Lamar Jackson is not just the frontrunner to win this year's league MVP award. The Ravens' second year quarterback is also one of the league's most popular players, a fact that has been reinforced during this holiday season.
On Tuesday night, ESPN's Adam Schefter reported that Jackson merchandise outsold every other professional athlete on Fanatics during Cyber Monday, a day where many Americans take advantage of major discounts while checking items off their shopping list. Tom Brady's jersey, however, was still the top selling individual item on Fanatics on Cyber Monday.
Jackson, a year after guiding the Ravens to the 6-1 record after replacing Joe Flacco as Baltimore's starting quarterback, has helped lead Baltimore to a 10-2 record this season heading into Sunday's road game against the Bills.
Jackson's exciting style of play is obviously a major reason why he has quickly become one of the league's most popular players. While he has vastly improved his passing efficiency this season, Jackson remains the league's best running quarterback, making mind-boggling spin moves and cutback runs become the normal. A testament to Jackson's greatness as a runner is the fact that he is just 63 yards away from breaking Michael Vick's single-season record for rushing yards by a quarterback with four weeks still remaining in the season.
How Jackson has handled his success is probably another reason for his budding popularity. Despite the constant questions about what it would mean to win the league's MVP award, Jackson continues to put the emphasis on his teammates while citing that his only goal is to bring a third Vince Lombardi Trophy to Baltimore. Jackson's humility and focus on winning was captured by NFL Films this past Sunday, when Jackson apologized to each of his offensive teammates after committing his first fumble of the season.

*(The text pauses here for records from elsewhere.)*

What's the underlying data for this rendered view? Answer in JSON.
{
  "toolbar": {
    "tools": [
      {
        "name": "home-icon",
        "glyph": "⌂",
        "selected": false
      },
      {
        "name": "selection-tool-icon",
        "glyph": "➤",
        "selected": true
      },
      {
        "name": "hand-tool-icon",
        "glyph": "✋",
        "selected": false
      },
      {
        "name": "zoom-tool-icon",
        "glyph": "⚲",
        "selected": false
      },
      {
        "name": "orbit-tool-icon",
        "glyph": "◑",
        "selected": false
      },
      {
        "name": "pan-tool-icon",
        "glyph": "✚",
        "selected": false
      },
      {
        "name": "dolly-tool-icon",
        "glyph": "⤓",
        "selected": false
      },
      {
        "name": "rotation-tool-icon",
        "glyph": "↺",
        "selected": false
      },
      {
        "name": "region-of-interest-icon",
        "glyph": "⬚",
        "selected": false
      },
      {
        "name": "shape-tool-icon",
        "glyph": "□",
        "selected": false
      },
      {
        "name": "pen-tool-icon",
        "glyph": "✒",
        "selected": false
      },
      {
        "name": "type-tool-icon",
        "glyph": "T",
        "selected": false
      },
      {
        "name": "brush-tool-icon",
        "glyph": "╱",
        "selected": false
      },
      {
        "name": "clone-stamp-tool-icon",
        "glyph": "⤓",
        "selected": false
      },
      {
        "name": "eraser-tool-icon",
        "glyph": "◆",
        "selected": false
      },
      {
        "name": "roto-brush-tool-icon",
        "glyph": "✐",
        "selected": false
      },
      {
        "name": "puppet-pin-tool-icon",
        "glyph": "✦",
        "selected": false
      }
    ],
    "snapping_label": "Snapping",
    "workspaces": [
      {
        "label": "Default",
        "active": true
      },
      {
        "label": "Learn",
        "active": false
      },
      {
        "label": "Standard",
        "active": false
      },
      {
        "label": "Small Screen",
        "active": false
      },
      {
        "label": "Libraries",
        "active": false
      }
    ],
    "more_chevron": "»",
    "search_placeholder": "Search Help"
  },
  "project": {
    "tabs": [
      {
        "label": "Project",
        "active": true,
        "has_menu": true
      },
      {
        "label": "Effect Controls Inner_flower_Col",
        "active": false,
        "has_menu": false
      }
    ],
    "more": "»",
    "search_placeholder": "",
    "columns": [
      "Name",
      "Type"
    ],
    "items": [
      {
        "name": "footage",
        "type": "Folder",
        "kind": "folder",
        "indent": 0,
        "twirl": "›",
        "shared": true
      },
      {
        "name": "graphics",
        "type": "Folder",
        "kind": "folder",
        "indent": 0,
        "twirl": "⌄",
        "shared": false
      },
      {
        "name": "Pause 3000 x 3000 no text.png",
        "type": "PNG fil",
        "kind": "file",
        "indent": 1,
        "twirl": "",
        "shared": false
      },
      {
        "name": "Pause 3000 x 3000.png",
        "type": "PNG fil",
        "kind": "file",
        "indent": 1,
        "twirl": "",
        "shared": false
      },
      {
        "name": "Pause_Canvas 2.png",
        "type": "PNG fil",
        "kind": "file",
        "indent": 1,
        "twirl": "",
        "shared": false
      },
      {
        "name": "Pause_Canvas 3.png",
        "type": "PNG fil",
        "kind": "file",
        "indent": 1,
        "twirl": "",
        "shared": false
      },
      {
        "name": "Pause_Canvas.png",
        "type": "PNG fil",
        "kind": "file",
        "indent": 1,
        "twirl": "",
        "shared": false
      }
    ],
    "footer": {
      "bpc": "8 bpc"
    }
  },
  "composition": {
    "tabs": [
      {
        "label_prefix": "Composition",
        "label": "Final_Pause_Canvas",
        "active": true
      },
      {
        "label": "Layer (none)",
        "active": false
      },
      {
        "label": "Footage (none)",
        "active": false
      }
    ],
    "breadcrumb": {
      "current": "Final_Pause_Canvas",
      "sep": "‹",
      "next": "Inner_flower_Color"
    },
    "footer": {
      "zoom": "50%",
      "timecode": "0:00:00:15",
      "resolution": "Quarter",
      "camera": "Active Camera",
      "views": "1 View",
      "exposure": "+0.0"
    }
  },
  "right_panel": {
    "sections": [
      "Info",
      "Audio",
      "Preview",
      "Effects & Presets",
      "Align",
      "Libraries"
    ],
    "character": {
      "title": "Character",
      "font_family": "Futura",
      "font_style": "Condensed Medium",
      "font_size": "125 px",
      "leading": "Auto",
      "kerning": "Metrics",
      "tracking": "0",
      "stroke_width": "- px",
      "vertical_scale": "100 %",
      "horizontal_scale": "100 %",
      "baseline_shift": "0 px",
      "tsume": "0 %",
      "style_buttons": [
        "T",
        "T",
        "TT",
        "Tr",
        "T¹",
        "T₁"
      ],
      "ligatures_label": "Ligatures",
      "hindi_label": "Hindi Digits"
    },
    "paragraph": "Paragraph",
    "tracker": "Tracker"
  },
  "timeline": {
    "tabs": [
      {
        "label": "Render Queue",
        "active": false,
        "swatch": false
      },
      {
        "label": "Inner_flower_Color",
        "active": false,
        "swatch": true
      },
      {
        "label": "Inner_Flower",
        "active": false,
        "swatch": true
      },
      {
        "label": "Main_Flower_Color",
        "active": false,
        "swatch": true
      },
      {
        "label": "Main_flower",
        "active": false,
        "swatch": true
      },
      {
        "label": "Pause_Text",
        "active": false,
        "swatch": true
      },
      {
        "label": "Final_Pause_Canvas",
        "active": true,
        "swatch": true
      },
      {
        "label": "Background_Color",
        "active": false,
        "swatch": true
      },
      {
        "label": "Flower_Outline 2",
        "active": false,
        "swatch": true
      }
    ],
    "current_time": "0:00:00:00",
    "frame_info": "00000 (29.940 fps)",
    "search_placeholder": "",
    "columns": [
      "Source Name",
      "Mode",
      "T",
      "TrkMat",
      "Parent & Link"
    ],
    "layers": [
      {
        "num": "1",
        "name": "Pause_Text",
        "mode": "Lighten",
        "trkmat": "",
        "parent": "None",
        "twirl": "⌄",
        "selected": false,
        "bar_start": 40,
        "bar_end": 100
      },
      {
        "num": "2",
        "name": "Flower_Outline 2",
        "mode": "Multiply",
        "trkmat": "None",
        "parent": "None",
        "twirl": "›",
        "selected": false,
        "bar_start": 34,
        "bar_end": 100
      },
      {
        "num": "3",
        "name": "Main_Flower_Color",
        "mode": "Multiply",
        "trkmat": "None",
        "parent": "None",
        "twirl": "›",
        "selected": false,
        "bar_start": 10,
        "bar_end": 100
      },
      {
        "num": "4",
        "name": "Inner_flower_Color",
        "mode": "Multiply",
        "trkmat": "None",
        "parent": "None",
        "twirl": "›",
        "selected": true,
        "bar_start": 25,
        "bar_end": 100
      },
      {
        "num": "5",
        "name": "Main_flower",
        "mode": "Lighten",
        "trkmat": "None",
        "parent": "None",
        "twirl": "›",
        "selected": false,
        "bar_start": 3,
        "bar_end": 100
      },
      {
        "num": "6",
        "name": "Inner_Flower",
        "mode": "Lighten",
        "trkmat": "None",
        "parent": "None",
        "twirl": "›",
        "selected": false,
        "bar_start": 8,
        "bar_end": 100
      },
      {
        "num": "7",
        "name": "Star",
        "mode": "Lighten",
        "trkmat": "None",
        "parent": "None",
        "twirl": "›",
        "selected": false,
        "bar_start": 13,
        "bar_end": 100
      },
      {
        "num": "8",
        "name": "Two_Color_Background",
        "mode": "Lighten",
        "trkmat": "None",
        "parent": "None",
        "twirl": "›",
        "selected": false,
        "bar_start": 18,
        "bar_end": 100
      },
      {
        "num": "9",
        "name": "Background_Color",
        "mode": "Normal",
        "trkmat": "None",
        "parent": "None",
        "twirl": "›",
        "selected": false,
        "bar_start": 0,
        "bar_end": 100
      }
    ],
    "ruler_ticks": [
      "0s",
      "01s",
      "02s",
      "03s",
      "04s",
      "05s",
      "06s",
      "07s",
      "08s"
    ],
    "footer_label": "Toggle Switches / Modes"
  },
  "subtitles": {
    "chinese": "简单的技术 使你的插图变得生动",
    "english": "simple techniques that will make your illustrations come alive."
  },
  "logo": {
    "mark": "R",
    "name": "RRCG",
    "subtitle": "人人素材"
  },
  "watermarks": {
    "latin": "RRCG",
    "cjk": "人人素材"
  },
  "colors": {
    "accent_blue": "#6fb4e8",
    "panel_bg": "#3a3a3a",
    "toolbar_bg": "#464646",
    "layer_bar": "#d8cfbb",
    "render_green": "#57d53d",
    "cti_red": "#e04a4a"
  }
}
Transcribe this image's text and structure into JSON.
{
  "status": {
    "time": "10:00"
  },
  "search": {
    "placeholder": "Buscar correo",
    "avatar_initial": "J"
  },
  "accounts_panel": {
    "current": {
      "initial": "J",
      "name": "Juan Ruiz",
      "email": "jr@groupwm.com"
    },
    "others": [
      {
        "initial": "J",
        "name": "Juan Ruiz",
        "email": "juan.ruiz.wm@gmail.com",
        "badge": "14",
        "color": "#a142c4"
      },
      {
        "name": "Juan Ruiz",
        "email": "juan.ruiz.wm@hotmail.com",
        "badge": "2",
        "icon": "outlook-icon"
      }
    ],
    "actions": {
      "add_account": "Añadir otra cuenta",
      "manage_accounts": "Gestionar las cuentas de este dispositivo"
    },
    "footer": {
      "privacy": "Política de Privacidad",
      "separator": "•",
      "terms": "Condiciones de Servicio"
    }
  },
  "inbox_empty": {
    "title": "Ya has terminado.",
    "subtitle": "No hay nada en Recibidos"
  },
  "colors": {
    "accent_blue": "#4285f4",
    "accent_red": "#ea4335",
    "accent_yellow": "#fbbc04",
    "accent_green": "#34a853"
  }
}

What's the driving force behind Jackson's success? While the motivation to prove people wrong is part of it, Jackson's will to win is the biggest factor.
"To be honest with you, he just hates to lose," Ravens tight end Mark Andrews recently said of Jackson, via the team's official website. "A lot of people say they hate to lose and love winning, but he lives that. He's one-track minded. When he first got here, he said it all the time. Winning Super Bowls is really all he wants. You can definitely see he believes in what he says."
Jackson can inch closer to his and his team's goal of winning a Super Bowl on Sunday by defeating the Bills, who are also in the midst of an improbable season after winning nine of their first 12 games. The Ravens, who would be the AFC's No. 1 seed if the playoffs started today, have just two games remaining against teams with winning records.